A tiny nest in the branches of a lilac bush was built by a pair of chipping sparrows who’d kept me company while doing garden work all summer. The lilac bush is right next to the garden but I didn’t see the little cup-sized nest until now.

The bald-faced paper wasp nest has come apart.

The bald-faced paper wasp nest has come apart.

There were a few nests that were in different stages of falling apart. Only a few sticks remained on a cedar bough, all that is left of a nest that was built by a pair of cuddly mourning doves. I was able to watch them raise their young in that nest last summer and I hope they are among the eight doves who are still here in December. Not far away, the remains of a bald-faced paper wasp nest hangs from a high limb. The woodpeckers have had their way with the volleyball-sized paper nest, leaving the wasps’ inner handy-work exposed. I saw these large black and white wasps all summer but I never was able to spot their nest until now.

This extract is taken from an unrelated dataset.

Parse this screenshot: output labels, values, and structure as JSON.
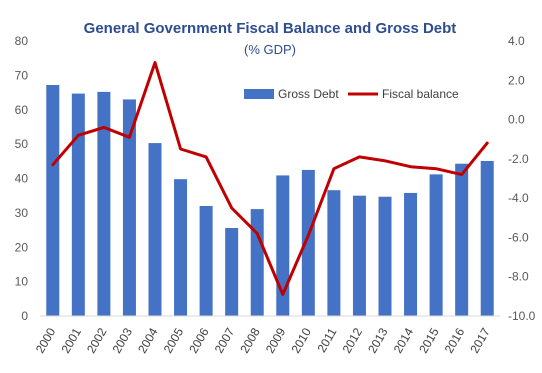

Sometimes the sunrise in the Kickapoo Valley is so beautiful that I must capture the moment with the camera. It’s nice to have a visual record of a beautiful sunrise, but the spiritual moment will always be recorded in my heart. It was a good day and it ended with a sunset that would rival today’s sunrise in beauty and motivation. The snowless December landscape at mid-day is a peaceful picture of natural beauty and reminds me of the reason I’m living here.

There are about a dozen English sparrows who visit the birdfeeders each day. With so few birds visiting now, any bird is a welcome sight. They don’t seem to spend the night here even though they are welcome to spend the night in the old open shed.

The rufous-sided towhee takes advantage of sunflower seeds fallen from the bird feeder

The rufous-sided towhee takes advantage of sunflower seeds fallen from the bird feeder

I knew there was a rufus-sided towhee around because I heard his familiar two-note song, “chi-wink”. Then there he was, on the ground under the bird feeder Friday morning. He was eating sunflower seeds off the ground but didn’t venture too far from the safety of a nearby brush pile. There has been a single towhee visiting the feeders for four out of the past five years, before that I don’t recall ever seeing one here in the winter.

The deer-hunting season is over. Monday morning a pretty doe appeared in the yard. She had been drawn to the sweet scent of apples under the apple tree. I always wonder how soon I’ll see a Deer after the shooting ends. Some years it takes weeks. A fancy fat fox squirrel returned to the bird feeders today. I hadn’t seen one here since August and was still wondering where they went off to. It was a cold morning but he didn’t seem to mind. If his red-orange coat is as warm as it looks, I’m sure he’s just fine. When the little chipmunk saw the fox squirrel coming, he made a dash for the brush pile. I still find it strange to see chipmunks the first week of December.